Mme B… épouse A… soutient sans être contestée qu’elle réside de manière habituelle en France depuis le 25 mars 2016 et elle fait valoir qu’elle est mariée depuis le 30 décembre 2016 à un compatriote titulaire d’une carte de résident valable jusqu’au 13 octobre 2033 et que le couple est parent de quatre enfants mineurs nés en 2017, 2018, 2021, 2023 dont trois sont scolarisés à la date de la décision attaquée. Mme B… épouse A… démontre par les pièces qu’elle produit que son époux a exercé du 1er juillet 2018 jusqu’au 8 mars 2024 un emploi de chauffeur livreur dans le cadre d’un contrat à durée indéterminée. Par ailleurs, il ressort des pièces du dossier que le couple était parent, à la date de la décision attaquée, de quatre enfants nés en France et que trois d’entre eux étaient scolarisés sur le territoire français, respectivement en classe de CE1, en classe de CP et en moyenne section de maternelle. Dans ces conditions, en prenant l’arrêté attaqué, le préfet de la Seine-Saint-Denis a porté au droit au respect de la vie privée et familiale de la requérante une atteinte disproportionnée au regard des buts en vue desquels il a été pris.
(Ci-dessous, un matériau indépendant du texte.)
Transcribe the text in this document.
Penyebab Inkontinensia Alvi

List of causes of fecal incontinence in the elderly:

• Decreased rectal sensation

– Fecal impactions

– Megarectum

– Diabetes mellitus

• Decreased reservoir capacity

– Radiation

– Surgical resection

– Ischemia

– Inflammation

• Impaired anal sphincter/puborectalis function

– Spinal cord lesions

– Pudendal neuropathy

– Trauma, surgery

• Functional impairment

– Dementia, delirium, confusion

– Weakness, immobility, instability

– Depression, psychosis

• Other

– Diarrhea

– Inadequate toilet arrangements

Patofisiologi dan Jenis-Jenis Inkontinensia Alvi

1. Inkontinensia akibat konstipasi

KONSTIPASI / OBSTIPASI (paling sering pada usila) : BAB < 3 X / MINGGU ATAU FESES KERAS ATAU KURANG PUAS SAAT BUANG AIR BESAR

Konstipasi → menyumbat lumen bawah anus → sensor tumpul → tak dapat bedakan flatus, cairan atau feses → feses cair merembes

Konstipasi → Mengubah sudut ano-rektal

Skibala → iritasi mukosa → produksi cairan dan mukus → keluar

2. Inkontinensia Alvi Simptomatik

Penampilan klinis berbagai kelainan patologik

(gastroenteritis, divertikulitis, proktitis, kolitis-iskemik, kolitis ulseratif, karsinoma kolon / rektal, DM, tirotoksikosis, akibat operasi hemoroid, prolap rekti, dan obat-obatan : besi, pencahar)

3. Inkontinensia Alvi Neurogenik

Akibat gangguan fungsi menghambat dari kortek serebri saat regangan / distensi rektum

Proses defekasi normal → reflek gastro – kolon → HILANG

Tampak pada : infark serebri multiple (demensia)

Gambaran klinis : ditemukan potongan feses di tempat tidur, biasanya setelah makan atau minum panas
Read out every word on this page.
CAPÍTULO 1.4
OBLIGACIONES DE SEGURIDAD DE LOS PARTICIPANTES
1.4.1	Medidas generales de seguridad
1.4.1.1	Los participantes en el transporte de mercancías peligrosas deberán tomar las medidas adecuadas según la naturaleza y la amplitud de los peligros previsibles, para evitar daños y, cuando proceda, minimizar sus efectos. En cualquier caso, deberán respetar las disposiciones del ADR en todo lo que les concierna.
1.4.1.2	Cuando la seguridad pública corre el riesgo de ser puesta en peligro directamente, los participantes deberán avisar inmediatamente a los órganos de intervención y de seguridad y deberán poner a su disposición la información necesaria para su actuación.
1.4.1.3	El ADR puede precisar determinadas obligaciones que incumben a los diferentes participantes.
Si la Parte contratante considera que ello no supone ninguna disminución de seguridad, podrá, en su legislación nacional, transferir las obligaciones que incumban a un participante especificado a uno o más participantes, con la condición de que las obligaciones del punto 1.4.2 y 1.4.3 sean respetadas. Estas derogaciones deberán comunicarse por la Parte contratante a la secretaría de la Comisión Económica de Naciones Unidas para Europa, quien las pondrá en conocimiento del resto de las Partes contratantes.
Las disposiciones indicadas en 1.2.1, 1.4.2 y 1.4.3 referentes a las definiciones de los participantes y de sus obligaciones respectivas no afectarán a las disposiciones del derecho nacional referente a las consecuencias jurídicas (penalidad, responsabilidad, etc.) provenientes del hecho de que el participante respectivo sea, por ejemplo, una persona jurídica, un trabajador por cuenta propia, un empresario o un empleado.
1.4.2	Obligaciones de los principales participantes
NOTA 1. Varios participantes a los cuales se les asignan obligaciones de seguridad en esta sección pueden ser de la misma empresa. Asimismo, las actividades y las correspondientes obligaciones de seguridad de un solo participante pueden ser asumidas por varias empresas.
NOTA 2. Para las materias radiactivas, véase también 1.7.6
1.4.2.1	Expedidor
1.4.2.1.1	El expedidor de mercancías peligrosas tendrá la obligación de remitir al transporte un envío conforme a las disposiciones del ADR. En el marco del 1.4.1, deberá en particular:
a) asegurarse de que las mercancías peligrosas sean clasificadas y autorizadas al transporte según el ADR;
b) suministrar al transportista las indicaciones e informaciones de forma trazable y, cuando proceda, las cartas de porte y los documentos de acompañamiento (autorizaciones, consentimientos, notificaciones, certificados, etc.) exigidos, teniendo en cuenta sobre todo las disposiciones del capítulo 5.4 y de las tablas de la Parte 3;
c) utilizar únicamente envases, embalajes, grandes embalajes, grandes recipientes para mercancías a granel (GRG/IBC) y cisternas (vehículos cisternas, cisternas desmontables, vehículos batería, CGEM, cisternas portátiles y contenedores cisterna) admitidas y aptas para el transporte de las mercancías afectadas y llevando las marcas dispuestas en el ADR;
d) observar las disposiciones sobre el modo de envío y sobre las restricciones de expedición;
Il suit de là que Mme B… épouse A… est fondée à demander l’annulation de l’arrêté attaqué, sans qu’il soit besoin d’examiner les autres moyens de la requête.
Sur les conclusions aux fins d’injonction :
Le présent jugement implique qu’une carte de séjour temporaire portant la mention « vie privée et familiale » soit délivrée à la requérante. Il y a lieu, par suite, d’enjoindre au préfet de la Seine-Saint-Denis ou à tout préfet territorialement compétent de procéder à cette délivrance dans le délai de deux mois à compter de la notification du présent jugement. Il n’y a pas lieu d’assortir cette injonction d’une astreinte.
Sur les frais liés au litige :
Il y a lieu, dans les circonstances de l’espèce, de mettre à la charge de l’Etat une somme de 1 100 euros à verser à Mme B… épouse A… en application de l’article L. 761-1 du code de justice administrative.
D E C I D E :
Article 1er : L’arrêté du préfet de la Seine-Saint-Denis du 31 mars 2025 est annulé.
Article 2 : Il est enjoint au préfet de la Seine-Saint-Denis ou à tout préfet territorialement compétent de délivrer à Mme B… épouse A… un titre de séjour portant la mention « vie privée et familiale » dans le délai de deux mois à compter de la notification du présent jugement.
Article 3 : L’Etat versera à Mme B… épouse A… la somme de 1 100 euros en application de l’article L. 761-1 du code de justice administrative.
Article 4 : Le surplus des conclusions de la requête est rejeté.
Article 5 : Le présent jugement sera notifié à Mme B… épouse A… et au préfet de la Seine-Saint-Denis.
Délibéré après l’audience du 20 mars 2026, à laquelle siégeaient :
Mme Jimenez, présidente,
Mme Van Maele, première conseillère,
Mme Chaillou, conseillère.
Rendu public par mise à disposition au greffe le 7 avril 2026.
La rapporteure,
A. Chaillou
La présidente,
J Jimenez
La greffière,
P. Demol
La République mande et ordonne au préfet de la Seine-Saint-Denis en ce qui le concerne ou à tout préfet territorialement compétent et à tous commissaires de justice à ce requis en ce qui concerne les voies de droit commun, contre les parties privées, de pourvoir à l’exécution de la présente décision.